Karma-Attacke (German Edition)
«Ich bin es, Vivien.»
Sie ließ den Suppenteller sinken und zog einen Schmollmund. Damit kam sie bei ihm weiter als mit jedem Argument, das hatte sie oft genug erlebt. «Sie hat versprochen, dass ich auf die Kirmes darf.»
Er nickte. «Ich weiß, aber das war dumm von ihr. Sie ist dazu gar nicht berechtigt.»
«Warum nicht? Ich will doch nur…»
«Zur Kirmes, ich weiß. Sag mir, was du mit Dana gemacht hast, dann können wir über alles reden.»
«Du lügst. Du lässt mich hier nie raus.»
Er setzte sein verständnisvolles Lächeln auf, nicht ahnend, wie unecht und verkrampft es wirkte. «Hast du es hier nicht gut? Bekommst du von mir nicht alles, was du dir wünschst?»
«Ja, aber du lässt mich nie frei.»
Er schüttelte den Kopf. «Sag mir, was du von der Kirmes möchtest, und ich lasse es dir holen.»
«Ich will mir selber etwas holen. Und Riesenrad fahren!»
Er gab vor nachzudenken, griff sich an die Stirn. All seine Gesten wirkten falsch. Eingeübt. Wie schlechtes Schülertheater. Seine Schläfen kamen Vivien grauer vor als sonst. Das kurz geschnittene stoppelige Haar weniger dicht. So, als wäre er in den vergangenen Stunden heftig gealtert.
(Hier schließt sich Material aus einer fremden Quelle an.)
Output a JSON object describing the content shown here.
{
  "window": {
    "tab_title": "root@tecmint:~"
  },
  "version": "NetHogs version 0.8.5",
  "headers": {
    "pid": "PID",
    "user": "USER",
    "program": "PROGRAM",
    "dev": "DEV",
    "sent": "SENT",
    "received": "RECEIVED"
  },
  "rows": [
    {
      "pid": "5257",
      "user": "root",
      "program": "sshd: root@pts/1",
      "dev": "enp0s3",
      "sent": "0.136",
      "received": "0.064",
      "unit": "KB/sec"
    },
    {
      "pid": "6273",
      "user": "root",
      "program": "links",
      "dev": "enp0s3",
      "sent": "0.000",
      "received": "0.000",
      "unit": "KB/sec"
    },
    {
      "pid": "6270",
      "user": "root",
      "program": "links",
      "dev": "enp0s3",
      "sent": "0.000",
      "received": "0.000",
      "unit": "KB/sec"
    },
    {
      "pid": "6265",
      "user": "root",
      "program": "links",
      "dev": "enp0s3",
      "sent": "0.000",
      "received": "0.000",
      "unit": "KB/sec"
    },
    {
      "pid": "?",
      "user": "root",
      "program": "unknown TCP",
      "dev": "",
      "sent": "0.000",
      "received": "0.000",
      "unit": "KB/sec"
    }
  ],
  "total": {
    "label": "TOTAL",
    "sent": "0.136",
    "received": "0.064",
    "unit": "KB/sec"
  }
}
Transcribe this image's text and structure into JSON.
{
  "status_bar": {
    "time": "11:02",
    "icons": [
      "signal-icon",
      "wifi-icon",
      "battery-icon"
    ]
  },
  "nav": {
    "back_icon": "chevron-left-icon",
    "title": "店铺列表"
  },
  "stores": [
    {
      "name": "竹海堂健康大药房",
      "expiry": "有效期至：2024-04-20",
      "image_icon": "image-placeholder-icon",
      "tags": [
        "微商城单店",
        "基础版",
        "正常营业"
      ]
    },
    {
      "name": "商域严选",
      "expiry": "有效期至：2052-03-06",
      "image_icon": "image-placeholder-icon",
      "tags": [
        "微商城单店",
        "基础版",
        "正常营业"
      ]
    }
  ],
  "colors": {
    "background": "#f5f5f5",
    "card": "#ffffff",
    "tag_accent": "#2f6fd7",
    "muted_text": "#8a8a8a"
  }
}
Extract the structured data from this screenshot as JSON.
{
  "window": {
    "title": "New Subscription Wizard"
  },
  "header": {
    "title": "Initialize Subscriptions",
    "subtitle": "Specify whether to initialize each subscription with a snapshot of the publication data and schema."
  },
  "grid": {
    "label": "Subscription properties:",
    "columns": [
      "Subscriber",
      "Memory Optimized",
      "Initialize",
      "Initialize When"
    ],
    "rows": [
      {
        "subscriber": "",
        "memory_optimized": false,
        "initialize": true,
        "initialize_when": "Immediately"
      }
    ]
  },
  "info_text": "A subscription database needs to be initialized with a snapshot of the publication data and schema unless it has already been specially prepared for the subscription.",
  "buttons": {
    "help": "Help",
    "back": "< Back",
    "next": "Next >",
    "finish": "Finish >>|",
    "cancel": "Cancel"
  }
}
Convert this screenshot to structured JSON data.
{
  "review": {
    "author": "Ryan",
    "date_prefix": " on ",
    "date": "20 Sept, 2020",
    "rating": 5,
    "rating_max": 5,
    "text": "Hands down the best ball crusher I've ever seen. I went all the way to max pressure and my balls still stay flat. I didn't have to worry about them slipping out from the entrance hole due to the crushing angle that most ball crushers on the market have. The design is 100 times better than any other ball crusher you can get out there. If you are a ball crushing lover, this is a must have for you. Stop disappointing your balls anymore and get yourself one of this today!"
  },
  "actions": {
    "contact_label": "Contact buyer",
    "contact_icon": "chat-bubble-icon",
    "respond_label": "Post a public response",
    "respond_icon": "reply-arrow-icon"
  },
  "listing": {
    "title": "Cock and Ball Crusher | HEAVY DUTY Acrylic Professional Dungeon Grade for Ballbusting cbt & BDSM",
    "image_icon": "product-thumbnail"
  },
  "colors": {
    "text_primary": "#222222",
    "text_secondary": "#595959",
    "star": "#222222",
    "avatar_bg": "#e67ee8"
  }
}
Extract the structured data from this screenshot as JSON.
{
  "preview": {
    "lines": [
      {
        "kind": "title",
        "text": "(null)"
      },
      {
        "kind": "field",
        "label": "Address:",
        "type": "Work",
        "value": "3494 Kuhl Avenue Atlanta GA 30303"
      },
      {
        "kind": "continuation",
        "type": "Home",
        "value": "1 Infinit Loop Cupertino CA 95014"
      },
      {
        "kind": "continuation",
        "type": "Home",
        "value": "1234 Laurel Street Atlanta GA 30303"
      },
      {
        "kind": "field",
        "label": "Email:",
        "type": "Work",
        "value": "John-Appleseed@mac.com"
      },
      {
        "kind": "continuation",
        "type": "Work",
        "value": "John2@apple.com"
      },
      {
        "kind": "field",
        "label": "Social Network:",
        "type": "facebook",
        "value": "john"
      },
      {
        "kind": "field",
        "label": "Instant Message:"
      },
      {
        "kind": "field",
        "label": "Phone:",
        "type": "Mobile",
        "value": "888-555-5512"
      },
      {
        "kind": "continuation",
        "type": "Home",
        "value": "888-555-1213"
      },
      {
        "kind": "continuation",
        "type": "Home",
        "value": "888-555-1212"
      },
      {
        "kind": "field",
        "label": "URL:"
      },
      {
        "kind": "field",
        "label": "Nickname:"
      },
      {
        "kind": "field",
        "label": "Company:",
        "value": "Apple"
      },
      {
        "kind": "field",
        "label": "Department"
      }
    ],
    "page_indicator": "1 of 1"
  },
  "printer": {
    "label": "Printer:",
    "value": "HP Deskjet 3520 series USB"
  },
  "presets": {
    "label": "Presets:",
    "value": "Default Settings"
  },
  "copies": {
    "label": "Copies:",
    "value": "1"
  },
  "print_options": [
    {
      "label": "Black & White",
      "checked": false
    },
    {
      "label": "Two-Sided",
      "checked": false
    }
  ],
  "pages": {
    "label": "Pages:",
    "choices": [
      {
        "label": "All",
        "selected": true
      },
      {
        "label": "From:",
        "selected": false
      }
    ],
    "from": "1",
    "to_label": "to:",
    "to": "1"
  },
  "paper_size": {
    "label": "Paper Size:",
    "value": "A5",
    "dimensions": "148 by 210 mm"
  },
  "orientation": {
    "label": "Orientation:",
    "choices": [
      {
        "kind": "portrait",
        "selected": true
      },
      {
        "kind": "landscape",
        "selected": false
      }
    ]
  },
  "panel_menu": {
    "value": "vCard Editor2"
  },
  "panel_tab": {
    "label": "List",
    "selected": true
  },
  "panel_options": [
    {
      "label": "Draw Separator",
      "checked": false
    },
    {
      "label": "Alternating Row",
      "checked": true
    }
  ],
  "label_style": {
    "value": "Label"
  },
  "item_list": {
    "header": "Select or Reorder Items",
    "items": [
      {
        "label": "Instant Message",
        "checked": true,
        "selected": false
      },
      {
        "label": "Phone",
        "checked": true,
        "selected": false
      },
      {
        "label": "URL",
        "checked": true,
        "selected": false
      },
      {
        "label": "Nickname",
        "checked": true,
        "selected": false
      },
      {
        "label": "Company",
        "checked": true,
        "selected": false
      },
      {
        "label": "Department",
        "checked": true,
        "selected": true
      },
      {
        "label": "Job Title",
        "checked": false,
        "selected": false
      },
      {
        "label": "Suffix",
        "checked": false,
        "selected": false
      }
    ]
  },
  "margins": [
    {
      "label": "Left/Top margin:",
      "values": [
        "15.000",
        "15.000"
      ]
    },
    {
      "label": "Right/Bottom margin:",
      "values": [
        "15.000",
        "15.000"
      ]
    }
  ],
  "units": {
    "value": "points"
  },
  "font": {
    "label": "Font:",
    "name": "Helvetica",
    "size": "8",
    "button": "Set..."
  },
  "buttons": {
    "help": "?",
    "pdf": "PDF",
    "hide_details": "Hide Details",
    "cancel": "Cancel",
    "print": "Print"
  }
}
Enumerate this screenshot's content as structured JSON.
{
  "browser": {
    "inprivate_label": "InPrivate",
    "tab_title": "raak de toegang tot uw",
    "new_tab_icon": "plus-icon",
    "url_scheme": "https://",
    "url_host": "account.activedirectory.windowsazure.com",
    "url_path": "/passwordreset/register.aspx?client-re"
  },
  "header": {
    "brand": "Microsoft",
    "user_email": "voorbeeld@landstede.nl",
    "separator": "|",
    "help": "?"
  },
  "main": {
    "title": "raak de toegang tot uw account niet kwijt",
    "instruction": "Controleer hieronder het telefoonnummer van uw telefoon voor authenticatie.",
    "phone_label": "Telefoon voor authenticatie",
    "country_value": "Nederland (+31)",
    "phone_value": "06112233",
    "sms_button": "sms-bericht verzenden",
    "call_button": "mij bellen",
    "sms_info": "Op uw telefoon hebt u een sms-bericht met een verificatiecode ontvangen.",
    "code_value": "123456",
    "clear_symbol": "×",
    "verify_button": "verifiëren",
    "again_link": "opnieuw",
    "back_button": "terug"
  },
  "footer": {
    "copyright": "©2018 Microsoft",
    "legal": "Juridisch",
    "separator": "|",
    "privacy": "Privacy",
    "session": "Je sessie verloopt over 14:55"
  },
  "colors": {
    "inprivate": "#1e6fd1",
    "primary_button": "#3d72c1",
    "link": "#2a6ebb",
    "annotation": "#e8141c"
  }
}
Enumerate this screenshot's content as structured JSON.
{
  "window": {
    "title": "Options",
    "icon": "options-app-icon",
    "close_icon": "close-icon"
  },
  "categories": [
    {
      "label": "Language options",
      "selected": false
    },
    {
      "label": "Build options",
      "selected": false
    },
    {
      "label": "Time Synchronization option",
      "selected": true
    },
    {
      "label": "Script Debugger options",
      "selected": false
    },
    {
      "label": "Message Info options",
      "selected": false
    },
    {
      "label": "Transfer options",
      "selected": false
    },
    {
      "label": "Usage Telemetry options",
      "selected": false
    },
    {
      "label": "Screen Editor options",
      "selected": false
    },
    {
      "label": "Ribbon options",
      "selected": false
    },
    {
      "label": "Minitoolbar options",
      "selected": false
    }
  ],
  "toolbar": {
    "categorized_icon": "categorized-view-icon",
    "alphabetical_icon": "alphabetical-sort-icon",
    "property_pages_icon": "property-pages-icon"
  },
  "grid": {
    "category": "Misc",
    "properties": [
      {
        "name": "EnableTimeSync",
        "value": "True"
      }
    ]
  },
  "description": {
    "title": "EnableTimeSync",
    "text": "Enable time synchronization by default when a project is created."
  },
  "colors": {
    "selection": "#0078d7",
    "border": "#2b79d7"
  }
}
Er schlug einen betont freundlichen, ja unterwürfigen Ton an. «Ich versuche, von dir zu lernen, Vivien. Bitte sei meine Lehrerin. Wir hatten Dana schon fast aufgegeben. Sie ist bei achtunddreißig Kilo. Was hast du mit ihr gemacht?»
«Ich will zur Kirmes.»
Sie presste die Lippen aufeinander. Er wusste, dass es keinen Sinn hatte, sie würde nicht nachgeben. Also nahm er ihre Hand.
«Okay. Wir gehen.»
Im Spiegel sah er ihr triumphierendes Lächeln. Stolz warf sie die Haare zurück, zupfte daran. Das tat sie immer, kurz bevor sie eine neue Farbe ausprobierte. Ihr Gang war aufrecht. Ihre Haltung würdevoll. Aber sie war noch nicht zufrieden. Auf dem Flur stoppte sie.
«Die doofe Ziege soll mitkommen.»
Er konnte sich ein Grinsen nicht verkneifen. «Du meinst Schwester Inge.»
«Ja.»
Die stand in der Teeküche und hörte mit. Eigentlich hätte sie in der Vier sein müssen. Dort hatte sich ein Patient eingekotet und sich die eigene Scheiße wie eine Schönheitscreme ins Gesicht geschmiert. Sie schoss in den Flur und sah Professor Ullrich an. Er ahnte, dass sie alles verstanden hatte, und nickte nur.
Schulterzuckend sagte Schwester Inge: «Okay! Schicken wir unsere Lernschwester in die Vier und gehen auf den Rummel.» In ihrem Ton lagen Spott und gespielte Freude nahe beieinander.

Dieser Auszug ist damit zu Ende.